Wednesday, March 21, 2012

Lady, Go Die -- Max Allan Collins & Mickey Spillane

A couple of my favorite collaborators are back and in fine form in Lady, Go Die. This novel was begun by Mickey Spillane more than 60 years ago and was apparently intended to be the second Mike Hammer novel. Spillane, however, put the manuscript aside, unfinished. Max Allan Collins has picked it up and completed it with the usual skill and care that he's shown in doing the same for other unfinished Spillane works.

Mike Hammer and Velda are taking a break from the rigors of big city live with a vacation in a small beach town during the off season.
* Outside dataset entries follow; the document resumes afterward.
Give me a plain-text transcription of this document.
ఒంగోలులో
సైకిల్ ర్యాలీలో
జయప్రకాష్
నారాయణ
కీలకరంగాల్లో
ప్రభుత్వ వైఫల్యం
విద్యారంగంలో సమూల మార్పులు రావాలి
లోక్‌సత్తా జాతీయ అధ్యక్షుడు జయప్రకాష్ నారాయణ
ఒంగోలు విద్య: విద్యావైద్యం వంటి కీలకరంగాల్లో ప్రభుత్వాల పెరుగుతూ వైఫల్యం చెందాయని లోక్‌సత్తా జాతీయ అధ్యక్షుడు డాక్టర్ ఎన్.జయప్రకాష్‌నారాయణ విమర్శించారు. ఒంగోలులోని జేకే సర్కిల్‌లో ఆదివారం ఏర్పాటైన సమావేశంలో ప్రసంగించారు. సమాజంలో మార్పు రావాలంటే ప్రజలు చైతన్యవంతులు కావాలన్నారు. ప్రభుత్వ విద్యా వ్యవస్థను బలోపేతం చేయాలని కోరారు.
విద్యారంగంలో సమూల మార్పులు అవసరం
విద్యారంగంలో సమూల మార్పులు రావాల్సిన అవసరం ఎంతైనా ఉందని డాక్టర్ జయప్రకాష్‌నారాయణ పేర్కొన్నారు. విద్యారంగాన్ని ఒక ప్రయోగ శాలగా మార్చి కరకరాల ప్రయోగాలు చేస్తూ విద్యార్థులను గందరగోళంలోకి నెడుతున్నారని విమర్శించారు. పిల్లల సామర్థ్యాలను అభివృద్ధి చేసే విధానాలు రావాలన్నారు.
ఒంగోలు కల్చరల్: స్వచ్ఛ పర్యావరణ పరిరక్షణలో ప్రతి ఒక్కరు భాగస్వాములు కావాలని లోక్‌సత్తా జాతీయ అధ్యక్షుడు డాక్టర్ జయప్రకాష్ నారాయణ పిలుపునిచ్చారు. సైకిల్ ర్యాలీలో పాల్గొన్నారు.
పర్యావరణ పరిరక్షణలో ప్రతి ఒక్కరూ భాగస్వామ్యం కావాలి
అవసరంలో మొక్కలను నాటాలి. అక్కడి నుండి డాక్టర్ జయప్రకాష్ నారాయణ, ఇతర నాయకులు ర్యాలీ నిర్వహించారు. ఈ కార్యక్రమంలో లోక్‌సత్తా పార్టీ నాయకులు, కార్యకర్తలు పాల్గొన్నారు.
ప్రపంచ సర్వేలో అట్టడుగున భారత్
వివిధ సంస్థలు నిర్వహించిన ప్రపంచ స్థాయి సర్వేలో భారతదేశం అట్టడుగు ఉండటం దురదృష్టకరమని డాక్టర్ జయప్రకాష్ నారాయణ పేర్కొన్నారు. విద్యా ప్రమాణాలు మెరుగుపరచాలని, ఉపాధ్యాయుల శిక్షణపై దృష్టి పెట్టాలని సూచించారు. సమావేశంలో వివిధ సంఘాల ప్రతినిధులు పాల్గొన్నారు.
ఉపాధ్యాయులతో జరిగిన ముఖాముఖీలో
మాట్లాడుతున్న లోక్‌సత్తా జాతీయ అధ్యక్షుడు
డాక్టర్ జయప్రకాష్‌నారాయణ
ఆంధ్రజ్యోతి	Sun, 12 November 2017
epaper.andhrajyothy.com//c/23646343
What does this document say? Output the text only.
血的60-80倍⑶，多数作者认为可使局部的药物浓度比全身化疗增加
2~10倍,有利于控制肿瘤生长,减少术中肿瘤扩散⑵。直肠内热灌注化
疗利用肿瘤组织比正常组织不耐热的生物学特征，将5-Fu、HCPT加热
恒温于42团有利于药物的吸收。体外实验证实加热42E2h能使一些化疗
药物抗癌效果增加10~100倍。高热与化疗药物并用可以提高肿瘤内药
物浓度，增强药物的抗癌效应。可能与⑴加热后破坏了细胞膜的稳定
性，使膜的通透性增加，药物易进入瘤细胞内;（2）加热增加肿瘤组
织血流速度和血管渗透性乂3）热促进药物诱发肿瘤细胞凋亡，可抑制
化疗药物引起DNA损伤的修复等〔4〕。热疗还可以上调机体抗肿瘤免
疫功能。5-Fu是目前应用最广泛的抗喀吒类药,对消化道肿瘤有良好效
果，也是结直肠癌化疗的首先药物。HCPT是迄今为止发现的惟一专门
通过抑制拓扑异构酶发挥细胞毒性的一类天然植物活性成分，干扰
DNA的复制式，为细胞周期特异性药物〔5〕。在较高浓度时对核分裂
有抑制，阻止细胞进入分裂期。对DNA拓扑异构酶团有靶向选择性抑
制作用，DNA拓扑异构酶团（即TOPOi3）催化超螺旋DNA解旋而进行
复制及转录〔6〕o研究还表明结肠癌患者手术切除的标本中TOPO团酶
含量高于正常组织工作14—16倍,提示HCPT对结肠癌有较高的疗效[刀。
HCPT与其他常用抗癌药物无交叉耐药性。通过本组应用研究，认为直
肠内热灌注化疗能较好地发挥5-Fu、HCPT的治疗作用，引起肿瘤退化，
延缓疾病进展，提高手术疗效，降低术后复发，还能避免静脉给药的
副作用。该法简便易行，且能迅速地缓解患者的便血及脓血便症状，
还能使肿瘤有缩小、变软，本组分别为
But trouble always finds Mike, and as soon as the story opens he happens on some cops "kicking the hell out of [a] little guy." Hammer doesn't like brutal cops, and he's always going to stick up for the helpless, so he wades right in and rescues Poochie (the little guy), a simple-minded but artistic little fellow who lives hand-to-mouth in a shack on the beach.

The cops, one of whom Hammer knows and doesn't like or trust, have been "questioning" Poochie, the little guy, because they think he knows something about the disappearance of a local woman who has a big-time gambling operation. Her body soon turns up, naked, atop a statue, and Hammer finds himself involved with not only crooked cops but a serial killer, beautiful women (natch), high-rollers, and mobsters.

It's all presented with the usual Collins/Spillane zip and verve, and it proves once again how wise Spillane was to insure that Collins was the one to take care of his uncompleted works. Collins knows how Mike Hammer thinks, and he always gets it right, just as he gets the post-WWII setting right. It's hard to say just where Spillane leaves off and Collins begins, and that's the way we Mike Hammer fans want it, fast and tough, just like Spillane would've done it alone. It's good to know that there are still a few more of posthumous collaborations to come. They're the real thing.

1 comment:

Dan_Luft said...

This is the only intentional, posthumous collaboration. All other "completed" works that I ever heard of were started by heirs who hired strangers. These Mike Hammer books were handed by Spillane to Collins for the purpose of getting them finished.